Leg of lamb kebabs

1. Butterfly the lamb and remove the meat from the bone. Keep the shank for another dish. Cut the lamb into large chunks and place in a mixing bowl with the olive oil, olive brine, garlic, lemon zest and juice, rosemary, salt and pepper. Marinate for at least 4 hours, but preferably overnight.
2. To make the grilled olive tapenade, pat dry the olives using kitchen paper. Heat a pan over a high heat, add the olives and char slightly, shaking often so they don’t burn. Remove from the heat.
3. Cool slightly, then chop finely. Place in a bowl with the olive oil, garlic, anchovies, herbs and vinegar. Season to taste, stir and set aside to let the flavours develop. This can also be made a few days in advance.
4. To make the garlic chips, heat the oil in a pan over a medium heat.

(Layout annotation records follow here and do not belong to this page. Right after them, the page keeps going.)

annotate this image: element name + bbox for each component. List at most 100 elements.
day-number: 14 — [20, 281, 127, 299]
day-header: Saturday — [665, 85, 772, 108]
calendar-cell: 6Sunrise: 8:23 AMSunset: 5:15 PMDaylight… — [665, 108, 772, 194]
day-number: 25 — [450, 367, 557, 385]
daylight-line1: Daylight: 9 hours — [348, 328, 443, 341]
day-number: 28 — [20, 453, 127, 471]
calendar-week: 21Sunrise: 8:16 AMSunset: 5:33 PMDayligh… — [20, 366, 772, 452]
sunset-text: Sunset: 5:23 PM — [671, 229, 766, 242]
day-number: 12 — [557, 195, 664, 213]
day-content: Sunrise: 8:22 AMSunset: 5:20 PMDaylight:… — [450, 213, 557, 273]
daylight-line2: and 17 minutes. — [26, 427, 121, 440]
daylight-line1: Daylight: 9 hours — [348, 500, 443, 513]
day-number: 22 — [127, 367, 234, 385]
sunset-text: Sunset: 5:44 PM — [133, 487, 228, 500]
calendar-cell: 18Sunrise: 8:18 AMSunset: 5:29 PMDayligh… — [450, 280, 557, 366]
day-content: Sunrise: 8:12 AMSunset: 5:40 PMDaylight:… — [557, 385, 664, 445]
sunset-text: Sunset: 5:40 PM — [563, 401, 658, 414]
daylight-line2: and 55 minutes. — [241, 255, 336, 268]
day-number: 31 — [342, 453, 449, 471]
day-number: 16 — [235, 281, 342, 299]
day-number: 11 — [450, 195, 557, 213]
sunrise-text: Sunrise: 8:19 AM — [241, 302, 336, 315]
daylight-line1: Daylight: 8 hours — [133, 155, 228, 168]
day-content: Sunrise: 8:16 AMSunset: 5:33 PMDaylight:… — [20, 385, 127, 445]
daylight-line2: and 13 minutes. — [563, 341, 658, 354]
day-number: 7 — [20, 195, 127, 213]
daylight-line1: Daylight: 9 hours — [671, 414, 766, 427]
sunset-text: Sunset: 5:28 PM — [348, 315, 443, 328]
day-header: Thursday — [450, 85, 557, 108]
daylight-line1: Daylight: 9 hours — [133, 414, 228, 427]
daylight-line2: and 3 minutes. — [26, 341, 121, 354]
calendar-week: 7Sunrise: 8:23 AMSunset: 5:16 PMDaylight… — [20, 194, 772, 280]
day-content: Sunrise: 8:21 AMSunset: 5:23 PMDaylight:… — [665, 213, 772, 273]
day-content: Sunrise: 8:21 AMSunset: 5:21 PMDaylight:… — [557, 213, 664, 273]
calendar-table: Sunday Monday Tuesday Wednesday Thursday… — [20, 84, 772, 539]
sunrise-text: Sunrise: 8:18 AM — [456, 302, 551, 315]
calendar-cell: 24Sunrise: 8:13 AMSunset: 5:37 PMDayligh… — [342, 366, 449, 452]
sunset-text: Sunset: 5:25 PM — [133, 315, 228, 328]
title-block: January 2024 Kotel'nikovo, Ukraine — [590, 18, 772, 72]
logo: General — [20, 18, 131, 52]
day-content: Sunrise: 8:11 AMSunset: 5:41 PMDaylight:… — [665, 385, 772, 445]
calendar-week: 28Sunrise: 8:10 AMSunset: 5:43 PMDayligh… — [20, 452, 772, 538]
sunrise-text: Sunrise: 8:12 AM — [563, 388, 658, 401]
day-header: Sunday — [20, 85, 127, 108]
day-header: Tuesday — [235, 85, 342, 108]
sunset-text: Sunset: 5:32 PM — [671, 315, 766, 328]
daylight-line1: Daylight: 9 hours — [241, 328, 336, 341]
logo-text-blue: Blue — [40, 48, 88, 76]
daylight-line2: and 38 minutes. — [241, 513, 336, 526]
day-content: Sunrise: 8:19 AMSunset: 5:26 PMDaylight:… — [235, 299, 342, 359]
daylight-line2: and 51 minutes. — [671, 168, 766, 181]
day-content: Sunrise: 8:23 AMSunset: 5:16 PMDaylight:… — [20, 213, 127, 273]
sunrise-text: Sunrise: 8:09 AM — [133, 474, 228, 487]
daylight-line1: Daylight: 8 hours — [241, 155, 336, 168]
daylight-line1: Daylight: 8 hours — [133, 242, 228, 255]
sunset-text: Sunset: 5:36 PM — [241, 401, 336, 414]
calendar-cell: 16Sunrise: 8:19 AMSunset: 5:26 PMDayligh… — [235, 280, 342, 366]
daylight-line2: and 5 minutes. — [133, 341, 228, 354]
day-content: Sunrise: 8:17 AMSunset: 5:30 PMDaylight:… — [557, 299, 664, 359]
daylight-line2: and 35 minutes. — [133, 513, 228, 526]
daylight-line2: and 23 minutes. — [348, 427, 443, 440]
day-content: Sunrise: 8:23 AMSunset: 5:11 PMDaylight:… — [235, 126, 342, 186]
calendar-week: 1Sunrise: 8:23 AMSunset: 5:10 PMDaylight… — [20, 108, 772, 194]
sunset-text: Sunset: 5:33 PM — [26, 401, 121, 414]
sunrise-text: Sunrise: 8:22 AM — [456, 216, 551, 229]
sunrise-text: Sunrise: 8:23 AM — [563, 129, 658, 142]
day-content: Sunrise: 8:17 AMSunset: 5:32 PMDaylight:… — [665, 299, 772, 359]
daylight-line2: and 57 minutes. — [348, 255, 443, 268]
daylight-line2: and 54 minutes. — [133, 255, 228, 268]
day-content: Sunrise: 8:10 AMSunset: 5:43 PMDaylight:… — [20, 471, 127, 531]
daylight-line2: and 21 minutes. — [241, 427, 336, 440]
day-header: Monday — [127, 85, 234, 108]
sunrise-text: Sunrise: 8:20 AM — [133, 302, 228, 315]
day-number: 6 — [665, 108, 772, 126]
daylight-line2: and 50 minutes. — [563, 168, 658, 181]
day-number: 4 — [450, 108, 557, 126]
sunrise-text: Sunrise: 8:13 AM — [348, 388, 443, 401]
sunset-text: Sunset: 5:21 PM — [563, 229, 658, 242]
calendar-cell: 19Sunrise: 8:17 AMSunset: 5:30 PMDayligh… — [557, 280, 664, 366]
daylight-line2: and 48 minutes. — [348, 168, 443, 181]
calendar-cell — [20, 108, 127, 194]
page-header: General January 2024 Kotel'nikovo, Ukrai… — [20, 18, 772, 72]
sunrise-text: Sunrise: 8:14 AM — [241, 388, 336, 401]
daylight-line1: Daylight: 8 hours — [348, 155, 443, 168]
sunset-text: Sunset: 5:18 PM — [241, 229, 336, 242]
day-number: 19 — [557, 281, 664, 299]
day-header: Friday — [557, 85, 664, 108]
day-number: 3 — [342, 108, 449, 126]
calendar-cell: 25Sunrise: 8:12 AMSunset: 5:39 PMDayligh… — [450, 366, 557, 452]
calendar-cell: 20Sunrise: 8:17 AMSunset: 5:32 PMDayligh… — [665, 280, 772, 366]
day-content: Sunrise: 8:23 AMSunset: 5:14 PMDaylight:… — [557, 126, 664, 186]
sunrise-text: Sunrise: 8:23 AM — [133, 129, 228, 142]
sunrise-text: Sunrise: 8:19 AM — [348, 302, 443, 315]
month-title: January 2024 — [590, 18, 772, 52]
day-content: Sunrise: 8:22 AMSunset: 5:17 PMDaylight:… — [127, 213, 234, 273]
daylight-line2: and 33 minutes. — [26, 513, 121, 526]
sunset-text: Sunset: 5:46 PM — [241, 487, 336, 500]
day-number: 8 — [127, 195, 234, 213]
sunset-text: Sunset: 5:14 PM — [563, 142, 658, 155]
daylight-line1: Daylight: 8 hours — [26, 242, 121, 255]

Add the garlic and stir gently so that it browns evenly. until light golden brown, then remove from the oil and drain on kitchen paper. It will crisp as it cools.
5. Prepare a braai grid over medium-hot coals. Soak bamboo skewers in water for 30 minutes to prevent them from burning, then thread the lamb onto the skewers.
6. Cook the kebabs for 5 minutes on each side, turning 90 degrees each time to ensure even cooking. Remove from the braai and rest for 10 minutes, keeping warm. To serve, arrange on a platter, spoon over the tapenade and sprinkle with the garlic chips.
Cook’s note: The oil used to fry the garlic is perfect for making garlic-flavoured mayonnaise.